Balance of Convenience
[55] Until the appeal can be heard, Mr. Ali and his family will keep living in their aunt’s cramped apartment. There is another tenant who is residing in the original apartment under a valid and enforceable lease. That tenant is not on notice of this injunction, and the Court will not put out an existing tenant in the circumstances.
[56] There is no evidence of an available two-or three-bedroom apartment, and evidence of a waiting list for three-bedroom apartments. The landlords would be forced to create a new tenancy agreement for what may be a one-month period, with potential eviction delays if the appellants are not successful.
[57] Given what I find to be weak arguments on the appeal, what is being sought is an interlocutory mandatory injunction to create a new tenancy in a different unit, lack of irreparable harm, the two-month delay by the appellants in bringing this urgent interim motion, and the speed with which an appeal can be scheduled, I find that the balance of convenience warrants denying the injunction, but ensuring the appeal is argued quickly.
[58] The appeal is to be expedited. There are dates available in June and July. The parties may seek a case management conference to set a schedule for the filing of materials and obtain an appeal date.
Costs
[59] The respondent is entirely successful and seeks partial indemnity costs of $13,896.97. Modern costs rules are designed to advance five purposes in the administration of justice: (1) to indemnify successful litigants for the costs of litigation, although not necessarily completely; (2) to facilitate access to justice, including access for impecunious litigants; (3) to discourage frivolous claims and defences; (4) to discourage and sanction inappropriate behaviour by litigants in their conduct of the proceeding; and (5) to encourage settlements: Fehr v. Sun Life Assurance Company of Canada, 2017 ONSC 2218 at para. 34.
[60] Rule 57.01(1) of the Rules of Civil Procedure provides that in exercising its discretion under section 131 of the CJA to award costs, the court may consider several specified factors. In Boucher v. Public Accountants Council for the Province of Ontario (2004), 71 O.R. (3d) 728, the Court of Appeal, at para. 26, held that the fixing of costs is not simply a mechanical exercise and that, overall, the objective is to fix an amount that is fair and reasonable for the unsuccessful party to pay in the proceeding, rather than an amount fixed by the actual costs incurred by the successful litigant. Reasonableness and proportionality are touchstones in the fixing of costs.

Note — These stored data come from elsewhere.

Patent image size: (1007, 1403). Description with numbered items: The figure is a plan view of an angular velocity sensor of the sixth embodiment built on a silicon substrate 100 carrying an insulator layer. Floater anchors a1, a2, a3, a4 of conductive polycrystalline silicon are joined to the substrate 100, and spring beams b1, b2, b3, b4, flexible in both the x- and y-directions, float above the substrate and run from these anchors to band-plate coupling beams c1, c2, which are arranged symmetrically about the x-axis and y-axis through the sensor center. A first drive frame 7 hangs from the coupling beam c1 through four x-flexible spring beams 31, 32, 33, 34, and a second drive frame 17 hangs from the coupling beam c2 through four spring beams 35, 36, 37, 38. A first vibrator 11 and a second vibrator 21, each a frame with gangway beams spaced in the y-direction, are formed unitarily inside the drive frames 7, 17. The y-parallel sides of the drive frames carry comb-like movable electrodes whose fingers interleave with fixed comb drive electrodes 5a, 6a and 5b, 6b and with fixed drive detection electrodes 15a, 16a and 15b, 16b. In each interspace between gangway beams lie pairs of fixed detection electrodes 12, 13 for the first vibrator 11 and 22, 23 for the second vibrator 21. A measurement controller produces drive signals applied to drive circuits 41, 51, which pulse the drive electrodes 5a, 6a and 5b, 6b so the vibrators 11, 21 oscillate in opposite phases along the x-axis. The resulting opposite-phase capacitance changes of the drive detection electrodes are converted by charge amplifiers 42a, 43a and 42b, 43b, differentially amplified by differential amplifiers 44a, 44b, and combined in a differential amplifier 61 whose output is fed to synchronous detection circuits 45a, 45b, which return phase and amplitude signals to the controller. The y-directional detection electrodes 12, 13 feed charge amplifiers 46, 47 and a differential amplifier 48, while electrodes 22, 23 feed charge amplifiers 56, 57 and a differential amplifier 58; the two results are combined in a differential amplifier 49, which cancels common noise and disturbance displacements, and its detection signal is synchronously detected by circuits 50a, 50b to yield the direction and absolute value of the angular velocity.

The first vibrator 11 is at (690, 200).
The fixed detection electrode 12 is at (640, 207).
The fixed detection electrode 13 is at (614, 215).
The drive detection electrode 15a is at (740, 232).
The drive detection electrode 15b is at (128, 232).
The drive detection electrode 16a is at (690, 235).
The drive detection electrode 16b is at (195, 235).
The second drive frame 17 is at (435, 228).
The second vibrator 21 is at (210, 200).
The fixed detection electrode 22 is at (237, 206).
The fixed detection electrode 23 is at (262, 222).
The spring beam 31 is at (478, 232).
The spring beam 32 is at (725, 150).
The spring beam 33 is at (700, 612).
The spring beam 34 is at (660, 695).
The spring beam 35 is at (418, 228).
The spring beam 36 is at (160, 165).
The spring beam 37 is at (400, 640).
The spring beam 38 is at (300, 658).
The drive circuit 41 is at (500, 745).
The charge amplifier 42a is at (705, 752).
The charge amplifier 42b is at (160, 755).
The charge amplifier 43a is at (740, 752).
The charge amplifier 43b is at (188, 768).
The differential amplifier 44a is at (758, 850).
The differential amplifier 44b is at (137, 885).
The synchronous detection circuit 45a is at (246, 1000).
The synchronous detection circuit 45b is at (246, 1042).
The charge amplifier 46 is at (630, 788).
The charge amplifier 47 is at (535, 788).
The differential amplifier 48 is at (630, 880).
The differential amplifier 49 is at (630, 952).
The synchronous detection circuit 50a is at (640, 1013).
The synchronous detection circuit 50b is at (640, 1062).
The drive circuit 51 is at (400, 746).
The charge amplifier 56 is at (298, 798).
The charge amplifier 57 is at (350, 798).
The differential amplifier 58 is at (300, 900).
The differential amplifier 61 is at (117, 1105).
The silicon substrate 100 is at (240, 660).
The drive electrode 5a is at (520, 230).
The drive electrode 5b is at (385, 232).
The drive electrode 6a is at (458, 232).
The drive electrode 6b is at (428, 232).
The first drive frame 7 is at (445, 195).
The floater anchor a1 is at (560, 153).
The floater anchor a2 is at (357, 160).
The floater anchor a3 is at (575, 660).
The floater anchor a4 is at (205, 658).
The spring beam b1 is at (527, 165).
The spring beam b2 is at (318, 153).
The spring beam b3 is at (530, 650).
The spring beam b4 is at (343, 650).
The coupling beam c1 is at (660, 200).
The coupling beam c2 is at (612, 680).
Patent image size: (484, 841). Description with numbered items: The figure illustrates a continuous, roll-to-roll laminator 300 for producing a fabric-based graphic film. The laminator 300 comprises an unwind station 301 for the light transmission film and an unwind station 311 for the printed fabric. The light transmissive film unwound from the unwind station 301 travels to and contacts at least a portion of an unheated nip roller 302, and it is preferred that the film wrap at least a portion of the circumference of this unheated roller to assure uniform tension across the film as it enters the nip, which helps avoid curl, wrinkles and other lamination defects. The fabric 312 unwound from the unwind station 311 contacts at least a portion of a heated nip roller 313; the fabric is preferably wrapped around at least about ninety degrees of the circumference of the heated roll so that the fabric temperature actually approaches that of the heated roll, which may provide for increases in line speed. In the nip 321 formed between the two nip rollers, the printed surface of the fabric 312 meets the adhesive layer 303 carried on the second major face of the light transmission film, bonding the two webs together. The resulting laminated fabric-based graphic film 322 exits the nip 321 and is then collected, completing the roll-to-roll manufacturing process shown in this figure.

[61] The appellants request no order as to costs on the grounds of their low income. The appellants qualify for a housing subsidy. However, the limited financial circumstances of a party do not act as a shield against any liability for costs, although this may be considered when setting the quantum of costs or the schedule for payment of costs.
[62] The appellants are to pay costs to the respondent of $5,000.00 inclusive of fees, disbursements and HST, an amount I find reasonable and proportional in the circumstances.
Procedure
[63] Leave was granted permitting the motion to proceed as an urgent motion during the COVID-19 pandemic. The motion was heard by videoconference using Zoom. At the start of the hearing Mr. Ali swore his amended affidavit. Following the hearing I requested supplementary written submissions, received on May 20.
[64] I thank counsel for their very helpful written and oral submissions in this case.
ORDER
[65] The Order is to go as follows:
(1) The motion is dismissed with costs payable by the appellants to the respondents of $5,000.00, inclusive of fees, disbursements and HST.
(2) The appeal is expedited.
(3) The appellants are to perfect their appeal within 15 days, with 15 days for the respondents to complete their materials, including any motion to adduce fresh evidence, subject to extension by further court order.
(4) After the appellants have perfected the appeal, the parties are to seek a case management conference to obtain an appeal date and set a schedule.
(5) This endorsement is effective when made. No formal order is required.
Kristjanson J.
Released: May 26, 2020
Correction: The decision was corrected after release to the parties to replace “interim” with “interlocutory” in some paragraphs.